O contra-movimento – fundante, necessário, nomeador – vai sendo percebido cada vez mais inequivocadamente: o corte faz recorte e função. O corte, sobretudo simbólico, dá lastro ao lugar do qual opera a referência, fálica, e a lei. Nesse mesmo movimento, a separação possibilita uma maior diferenciação das peças, de maneira tal que vai sendo possível montar o quebra-cabeça de sua própria história, filiando-se da forma que foi então possível – isto é, historicamente – a cada uma das peças, ou objetos, em jogo. A matriz da composição está armada, os elementos lógicos estão à disposição: função do vazio, função de recorte e função de filiação[1]. Abre-se a brecha no caldo obscuro da indiferenciação, forja-se ou simboliza-se a falta, que dará abrigo ao recorte permitindo a nova filiação.
A partir do lago aparentemente ilimitado, brota o contorno numa porção de terra determinada arquiteturando assim uma ilha que pode então sustentar pontes. Metáfora claudicante, no entanto, pois não somos nem ilha nem terra, seres móveis que herdamos a liberdade aterradora do movimento. Porém, metáfora que diz da nossa libertação da água mãe que tudo engole e submerge. A função de filiação só pode se estabelecer – calmamente, digamos – em conjunção com a função de recorte que lhe é companheira, para inclusive reatar os elos, agora mais definidos, com a água primordial. Há vasilhame, ou continente. Cortar para trançar.
E o corte que dá contorno dá também limite. Dá limite-alívio, pois eu sou isso e tenho esse desenho, vejo minha imagem refletida no espelho do seu olho e lhe sou grato por isso: constituo o eu que ancora minha imagem. Porém, dá ainda limite-lei. Limita algo em meu eu que sempre busca voltar a correr para o mar, aquele da água fluida que é a mais ágil das matérias para não se deixar fixar em nenhum limite formatador, pois que sou já pura maleabilidade.
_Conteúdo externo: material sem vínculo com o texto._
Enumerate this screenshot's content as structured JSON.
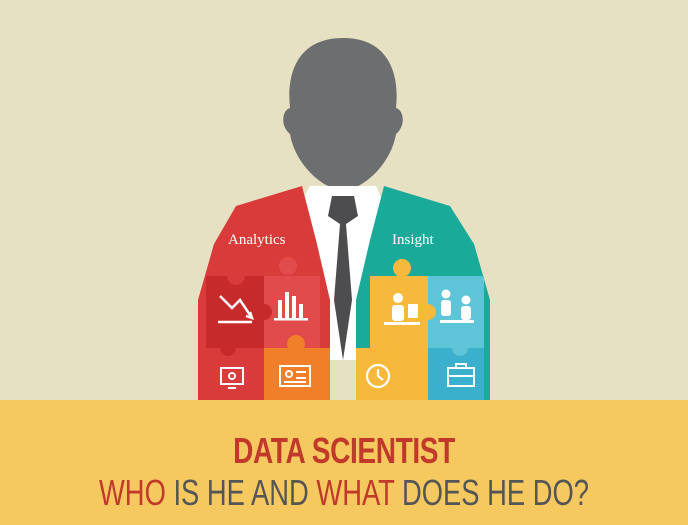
{
  "labels": {
    "left_shoulder": "Analytics",
    "right_shoulder": "Insight"
  },
  "title": {
    "line1": "DATA SCIENTIST",
    "line2_parts": [
      "WHO",
      " IS HE AND ",
      "WHAT",
      " DOES HE DO?"
    ]
  },
  "colors": {
    "background": "#e7e1c4",
    "banner": "#f6c960",
    "head": "#6d6e70",
    "tie": "#4d4d4f",
    "accent_red": "#c0392b",
    "text_gray": "#555555",
    "analytics_red": "#d93a3a",
    "insight_teal": "#1aaa9a",
    "orange": "#f17f2a",
    "yellow": "#f6b93b",
    "light_blue": "#5ec4d8"
  },
  "icons": [
    "trend-down-chart-icon",
    "bar-chart-icon",
    "person-at-desk-icon",
    "people-meeting-icon",
    "computer-monitor-icon",
    "id-card-icon",
    "clock-icon",
    "briefcase-icon"
  ]
}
Como se o eu quisesse poder permanecer na imersão do indiferenciado, imagem do gozo infinito e indefinido, e o recorte lhe desse um tônus, o amadurecimento e esgotamento da liquidez.
Há o outro e essa existência, de per si, limita. Esse aspecto da função ganha o formato simbólico de lei. As palavras tentam traduzir a forma com que o limite incidiu sobre um agrupamento humano. Lei é lex em latim, é nomos em grego: vem do verbo que descreve o dividir, repartir com o outro e que, em última instância, gesta a idéia de justiça. Que talvez seja simplesmente o momento em que o ser se conforma e, se puder, se regozija com a presença (no entanto talvez sempre infernal) do outro.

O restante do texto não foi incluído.